Its pro-Israel to talk to Hamas

Oh yes it is.

Paul Woodward at War in Context makes an excellent point. Since the majority of Israeli citizens support the idea of talking to Hamas, how can it be 'anti-Israel' to do so? Is it not the US and Israeli governments, and any others (like the UK) supporting the vicious and brain-dead policy of isolating and ignoring the Palestinians' elected representatives, who are being 'anti-Israel'? When you oppose the will of the Israeli majority (let alone their interests) which Israel are you supporting?

Ex US President Jimmy Carter has made the impeccably 'pro-Israel' decision to meet with Hamas leader Khaled Meshal next week. Its a move that's to be applauded. Only dialogue is going to end the conflict.
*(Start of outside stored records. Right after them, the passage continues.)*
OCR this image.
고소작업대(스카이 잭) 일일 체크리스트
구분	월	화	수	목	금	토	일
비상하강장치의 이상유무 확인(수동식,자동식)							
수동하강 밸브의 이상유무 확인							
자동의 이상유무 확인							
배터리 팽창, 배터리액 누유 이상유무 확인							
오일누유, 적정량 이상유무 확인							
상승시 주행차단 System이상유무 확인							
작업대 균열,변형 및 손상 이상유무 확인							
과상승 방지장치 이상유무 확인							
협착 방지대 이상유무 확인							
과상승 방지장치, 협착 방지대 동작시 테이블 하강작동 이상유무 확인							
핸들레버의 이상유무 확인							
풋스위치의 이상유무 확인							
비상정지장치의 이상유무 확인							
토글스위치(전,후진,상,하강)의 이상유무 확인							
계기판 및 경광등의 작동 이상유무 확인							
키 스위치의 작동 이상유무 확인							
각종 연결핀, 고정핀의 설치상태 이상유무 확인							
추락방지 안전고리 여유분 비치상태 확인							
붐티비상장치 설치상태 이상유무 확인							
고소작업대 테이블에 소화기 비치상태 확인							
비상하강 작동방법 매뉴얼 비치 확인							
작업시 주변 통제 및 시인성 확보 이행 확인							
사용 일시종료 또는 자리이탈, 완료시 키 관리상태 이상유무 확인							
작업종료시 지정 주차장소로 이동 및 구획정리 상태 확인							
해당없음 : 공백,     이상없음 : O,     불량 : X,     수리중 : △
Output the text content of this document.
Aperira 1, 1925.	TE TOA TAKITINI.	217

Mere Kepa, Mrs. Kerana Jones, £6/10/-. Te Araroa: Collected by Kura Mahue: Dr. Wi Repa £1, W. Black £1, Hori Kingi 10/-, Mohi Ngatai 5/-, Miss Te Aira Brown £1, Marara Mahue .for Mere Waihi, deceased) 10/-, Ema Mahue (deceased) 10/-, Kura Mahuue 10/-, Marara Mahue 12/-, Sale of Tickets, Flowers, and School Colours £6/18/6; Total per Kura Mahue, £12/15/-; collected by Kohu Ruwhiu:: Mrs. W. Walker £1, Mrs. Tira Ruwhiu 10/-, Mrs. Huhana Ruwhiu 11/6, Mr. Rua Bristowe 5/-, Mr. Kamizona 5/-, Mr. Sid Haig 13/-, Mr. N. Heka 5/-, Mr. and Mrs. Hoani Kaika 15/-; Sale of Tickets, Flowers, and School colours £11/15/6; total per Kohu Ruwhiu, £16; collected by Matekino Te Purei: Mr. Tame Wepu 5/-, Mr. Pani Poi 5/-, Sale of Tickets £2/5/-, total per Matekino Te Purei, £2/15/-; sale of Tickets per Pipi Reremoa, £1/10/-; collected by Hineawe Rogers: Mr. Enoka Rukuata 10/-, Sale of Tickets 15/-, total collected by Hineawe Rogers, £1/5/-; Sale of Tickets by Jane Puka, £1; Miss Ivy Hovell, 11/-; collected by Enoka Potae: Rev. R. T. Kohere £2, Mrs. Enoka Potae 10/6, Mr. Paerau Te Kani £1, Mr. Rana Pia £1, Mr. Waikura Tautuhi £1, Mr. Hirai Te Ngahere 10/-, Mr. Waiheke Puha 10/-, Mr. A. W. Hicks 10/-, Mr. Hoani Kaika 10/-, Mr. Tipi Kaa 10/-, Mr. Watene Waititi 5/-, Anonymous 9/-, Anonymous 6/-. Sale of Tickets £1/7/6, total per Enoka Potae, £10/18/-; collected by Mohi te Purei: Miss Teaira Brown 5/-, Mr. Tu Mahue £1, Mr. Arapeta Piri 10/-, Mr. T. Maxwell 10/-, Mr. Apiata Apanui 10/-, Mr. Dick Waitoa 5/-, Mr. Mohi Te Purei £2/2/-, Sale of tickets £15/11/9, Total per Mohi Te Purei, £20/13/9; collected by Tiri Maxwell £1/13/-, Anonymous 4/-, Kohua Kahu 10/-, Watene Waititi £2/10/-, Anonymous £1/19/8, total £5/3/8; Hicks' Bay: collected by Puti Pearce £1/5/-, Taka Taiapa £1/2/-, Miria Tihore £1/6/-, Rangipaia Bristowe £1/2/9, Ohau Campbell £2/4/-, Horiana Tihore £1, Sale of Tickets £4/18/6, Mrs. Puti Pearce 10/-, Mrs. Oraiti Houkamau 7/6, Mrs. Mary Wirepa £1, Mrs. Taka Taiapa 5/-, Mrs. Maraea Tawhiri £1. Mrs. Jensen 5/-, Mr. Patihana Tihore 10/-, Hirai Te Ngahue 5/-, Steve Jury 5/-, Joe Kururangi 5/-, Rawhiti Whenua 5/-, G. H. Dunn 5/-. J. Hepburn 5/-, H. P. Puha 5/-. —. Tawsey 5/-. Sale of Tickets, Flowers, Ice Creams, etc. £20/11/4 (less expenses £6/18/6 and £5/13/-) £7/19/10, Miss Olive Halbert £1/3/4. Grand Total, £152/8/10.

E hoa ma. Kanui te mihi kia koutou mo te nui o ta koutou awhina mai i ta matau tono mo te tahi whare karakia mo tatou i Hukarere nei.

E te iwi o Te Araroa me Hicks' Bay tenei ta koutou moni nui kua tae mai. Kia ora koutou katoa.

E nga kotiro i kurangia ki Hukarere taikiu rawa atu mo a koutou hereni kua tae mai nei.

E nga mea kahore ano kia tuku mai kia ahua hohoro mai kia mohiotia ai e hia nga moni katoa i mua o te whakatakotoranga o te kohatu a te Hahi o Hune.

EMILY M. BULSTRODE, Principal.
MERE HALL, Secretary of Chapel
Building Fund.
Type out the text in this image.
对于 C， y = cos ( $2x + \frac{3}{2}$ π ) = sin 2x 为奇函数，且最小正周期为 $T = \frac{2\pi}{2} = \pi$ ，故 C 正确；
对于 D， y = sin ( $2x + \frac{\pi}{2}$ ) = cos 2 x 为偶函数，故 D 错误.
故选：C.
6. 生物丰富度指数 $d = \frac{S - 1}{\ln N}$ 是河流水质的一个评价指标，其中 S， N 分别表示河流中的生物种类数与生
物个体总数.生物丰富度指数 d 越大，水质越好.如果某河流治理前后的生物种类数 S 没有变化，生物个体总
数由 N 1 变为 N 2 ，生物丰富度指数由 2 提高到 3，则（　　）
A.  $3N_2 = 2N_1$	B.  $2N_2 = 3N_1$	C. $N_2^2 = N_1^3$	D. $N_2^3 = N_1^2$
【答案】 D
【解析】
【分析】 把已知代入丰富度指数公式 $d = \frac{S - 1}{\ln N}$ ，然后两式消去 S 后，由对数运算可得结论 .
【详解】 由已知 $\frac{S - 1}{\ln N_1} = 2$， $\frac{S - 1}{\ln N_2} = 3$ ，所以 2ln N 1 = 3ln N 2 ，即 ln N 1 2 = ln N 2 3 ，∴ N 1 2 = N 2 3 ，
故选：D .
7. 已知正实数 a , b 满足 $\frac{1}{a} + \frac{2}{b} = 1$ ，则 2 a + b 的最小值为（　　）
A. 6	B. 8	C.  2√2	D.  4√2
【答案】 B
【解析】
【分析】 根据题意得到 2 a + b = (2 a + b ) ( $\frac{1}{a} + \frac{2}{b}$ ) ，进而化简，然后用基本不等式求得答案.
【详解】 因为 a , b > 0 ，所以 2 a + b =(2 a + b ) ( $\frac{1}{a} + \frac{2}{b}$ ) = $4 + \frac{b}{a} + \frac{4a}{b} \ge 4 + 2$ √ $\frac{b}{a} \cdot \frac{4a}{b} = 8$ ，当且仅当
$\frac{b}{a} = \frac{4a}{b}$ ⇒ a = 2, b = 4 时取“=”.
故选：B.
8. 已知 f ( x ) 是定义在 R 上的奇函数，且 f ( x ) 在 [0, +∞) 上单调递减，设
Israel and its supporters should know by now that the Palestinians can not be beaten with violence, starvation or any other blunt instrument. 60 years after the Deir Yassin massacre - the defining moment of the campaign of ethinic cleansing that brought Israel into existence - the Palestinians are still there, stubbornly insisting on their humanity in the face of all attempts to erase them. If not for the sake of basic morality then at least for the sake of cold-blooded imperial pragmatism, its time for the US and its client to face reality, talk to the Palestinians' respresentatives, and bring this squalid episode of history to a sensible conclusion.